Pani Cogito wychodzi na miasto. Za pomocą Herberta opisali Polskę z czasów Tindera i Facebooka

Bartosz Świderski
Nie od dziś wiemy, że kultura to ciężki kawałek chleba. Mimo to nie brakuje młodych artystów, którzy rzucają wyzwanie rzeczywistości, by tworzyć. Chcieć znaczy móc? Projekt Herbert i jego twórcy udowadniają, że tak!
projekt Herbert
Na zdjęciu Adrianna Trefoń i Mariusz Koryciński – producenci pH.projekt Herbert
Początek 2017 roku, pracownia na Wójtowskiej. Kiedyś warszawska „Piwnica pod Baranami”, dziś nieco zapomniana scena, znana głównie młodym artystom. Jak w każdy wtorek zaczyna się spotkanie twórców związanych z Teatrem Polonistyki UW im. Eligiusza Szymanisa oraz Klubem Filmowym im. Jolanty Słobodzian. Powoli końca dobiegają rozpoczęte projekty (w tym „Opera Bianca”, czyli sztuka powstała w oparciu o teksty Houellebecqa), przychodzi więc czas, by zaplanować dalsze działania.

Adrianna Trefoń, przyszła współproducentka nowego projektu, wpada na pomysł, by wykorzystać zbliżający się rok Zbigniewa Herberta. „Nie mam nic przeciwko recytowaniu poezji, ale gdy widzę młodych ludzi przynudzających jak Holoubek, to robi mi się niedobrze” – stwierdza współproducent pH, reżyser Mariusz Koryciński. „Od razu zaproponowałem więc, żeby zrealizować trzy krótkie fabuły na podstawie Herberta – zamiast rejestrowania recytujących go aktorów czy realizowania o nim reportażu” – dodaje.




Reżyser zadaje pytania o to, co tak naprawdę nami kieruje, i czy nasze pragnienia zmieniają się w czasie. W „Drugim pokoju” Adriana Luzara poznajemy trójkę rodzeństwa, które czeka na śmierć matki.

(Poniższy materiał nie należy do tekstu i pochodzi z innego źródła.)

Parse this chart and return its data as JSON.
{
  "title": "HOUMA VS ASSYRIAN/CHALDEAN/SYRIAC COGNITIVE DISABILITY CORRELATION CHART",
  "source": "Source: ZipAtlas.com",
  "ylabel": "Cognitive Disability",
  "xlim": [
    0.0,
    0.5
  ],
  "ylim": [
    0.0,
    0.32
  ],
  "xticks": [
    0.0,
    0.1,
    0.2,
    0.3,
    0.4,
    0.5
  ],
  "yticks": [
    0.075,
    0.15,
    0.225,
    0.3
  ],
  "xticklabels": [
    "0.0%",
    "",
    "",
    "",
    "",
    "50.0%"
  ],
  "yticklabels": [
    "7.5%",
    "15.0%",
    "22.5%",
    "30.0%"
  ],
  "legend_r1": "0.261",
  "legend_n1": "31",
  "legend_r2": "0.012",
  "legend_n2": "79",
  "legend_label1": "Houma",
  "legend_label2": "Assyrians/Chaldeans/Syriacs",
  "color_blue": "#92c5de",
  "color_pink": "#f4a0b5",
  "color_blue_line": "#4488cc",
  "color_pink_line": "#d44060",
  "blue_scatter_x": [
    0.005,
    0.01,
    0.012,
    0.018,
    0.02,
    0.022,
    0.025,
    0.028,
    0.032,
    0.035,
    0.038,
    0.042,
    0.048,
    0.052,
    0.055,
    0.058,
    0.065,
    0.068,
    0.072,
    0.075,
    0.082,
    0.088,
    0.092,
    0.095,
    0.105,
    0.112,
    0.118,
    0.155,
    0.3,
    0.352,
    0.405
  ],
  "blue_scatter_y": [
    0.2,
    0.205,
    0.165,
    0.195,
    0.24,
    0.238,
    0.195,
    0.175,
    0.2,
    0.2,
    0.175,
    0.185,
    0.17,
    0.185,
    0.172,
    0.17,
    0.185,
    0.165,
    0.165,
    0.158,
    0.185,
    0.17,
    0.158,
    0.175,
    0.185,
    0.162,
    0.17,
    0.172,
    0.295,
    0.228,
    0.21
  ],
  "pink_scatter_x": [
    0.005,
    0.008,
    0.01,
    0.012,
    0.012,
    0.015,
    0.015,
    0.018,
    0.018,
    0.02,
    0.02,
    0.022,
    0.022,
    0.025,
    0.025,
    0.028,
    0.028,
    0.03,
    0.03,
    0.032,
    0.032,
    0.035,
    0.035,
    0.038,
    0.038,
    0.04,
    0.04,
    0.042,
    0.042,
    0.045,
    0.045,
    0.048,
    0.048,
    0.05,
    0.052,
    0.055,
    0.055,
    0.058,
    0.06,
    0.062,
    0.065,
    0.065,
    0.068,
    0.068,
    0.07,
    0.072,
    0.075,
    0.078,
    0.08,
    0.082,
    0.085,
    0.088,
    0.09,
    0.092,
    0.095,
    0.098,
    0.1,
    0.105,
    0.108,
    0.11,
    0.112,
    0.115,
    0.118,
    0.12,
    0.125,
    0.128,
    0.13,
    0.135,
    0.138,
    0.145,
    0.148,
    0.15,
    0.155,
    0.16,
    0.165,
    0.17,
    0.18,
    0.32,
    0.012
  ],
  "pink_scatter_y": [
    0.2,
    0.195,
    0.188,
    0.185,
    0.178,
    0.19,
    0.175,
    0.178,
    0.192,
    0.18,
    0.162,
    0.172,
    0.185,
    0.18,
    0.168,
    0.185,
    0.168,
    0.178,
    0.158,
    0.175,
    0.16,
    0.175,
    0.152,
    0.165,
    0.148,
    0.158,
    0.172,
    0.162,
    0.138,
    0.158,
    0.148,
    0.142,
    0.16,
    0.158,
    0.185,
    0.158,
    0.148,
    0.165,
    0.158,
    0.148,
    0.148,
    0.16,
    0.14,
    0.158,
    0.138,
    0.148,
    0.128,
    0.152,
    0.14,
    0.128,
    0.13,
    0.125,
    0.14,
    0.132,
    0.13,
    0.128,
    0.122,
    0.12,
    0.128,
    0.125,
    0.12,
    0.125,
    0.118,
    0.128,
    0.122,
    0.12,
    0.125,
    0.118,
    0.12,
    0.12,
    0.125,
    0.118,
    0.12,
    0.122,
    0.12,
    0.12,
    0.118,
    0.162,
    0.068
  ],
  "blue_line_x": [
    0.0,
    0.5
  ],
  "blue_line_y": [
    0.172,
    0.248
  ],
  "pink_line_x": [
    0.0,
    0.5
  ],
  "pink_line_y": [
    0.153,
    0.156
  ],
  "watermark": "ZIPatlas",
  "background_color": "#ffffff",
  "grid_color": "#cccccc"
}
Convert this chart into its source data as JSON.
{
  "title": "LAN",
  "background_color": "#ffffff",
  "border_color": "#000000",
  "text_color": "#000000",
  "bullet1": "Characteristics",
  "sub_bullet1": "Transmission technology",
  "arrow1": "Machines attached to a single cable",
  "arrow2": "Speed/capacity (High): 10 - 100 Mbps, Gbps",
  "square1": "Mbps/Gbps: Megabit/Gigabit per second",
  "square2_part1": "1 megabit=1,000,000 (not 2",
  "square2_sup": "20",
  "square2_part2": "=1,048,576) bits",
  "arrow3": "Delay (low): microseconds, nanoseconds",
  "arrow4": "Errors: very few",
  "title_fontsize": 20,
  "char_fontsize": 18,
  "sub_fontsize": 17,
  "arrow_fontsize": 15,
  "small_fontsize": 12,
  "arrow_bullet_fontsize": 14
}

Spadek po niej pozwoliłby na realizację ich najbardziej skrytych marzeń. Luzar zadaje pytanie, jacy dzisiaj są młodzi ludzie, przedstawiciele pokolenia millenialsów. Z kolei w filmie „Wilk i owieczka” Mariusza Korycińskiego aktorka wcielająca się w rolę Wilka musi stawić czoła swojemu partnerowi z planu, któremu nie podoba się to, że jego postać umiera. Koryciński zgrabnie łączy tu komedię i horror; składa też hołd klasyce kina, nawiązując zarówno do przedwojennych filmów Universalu, jak i... kontrowersyjnych „Różowych flamingów” Watersa. Rozważa przy tym po gombrowiczowsku o tożsamości, zwłaszcza płciowej.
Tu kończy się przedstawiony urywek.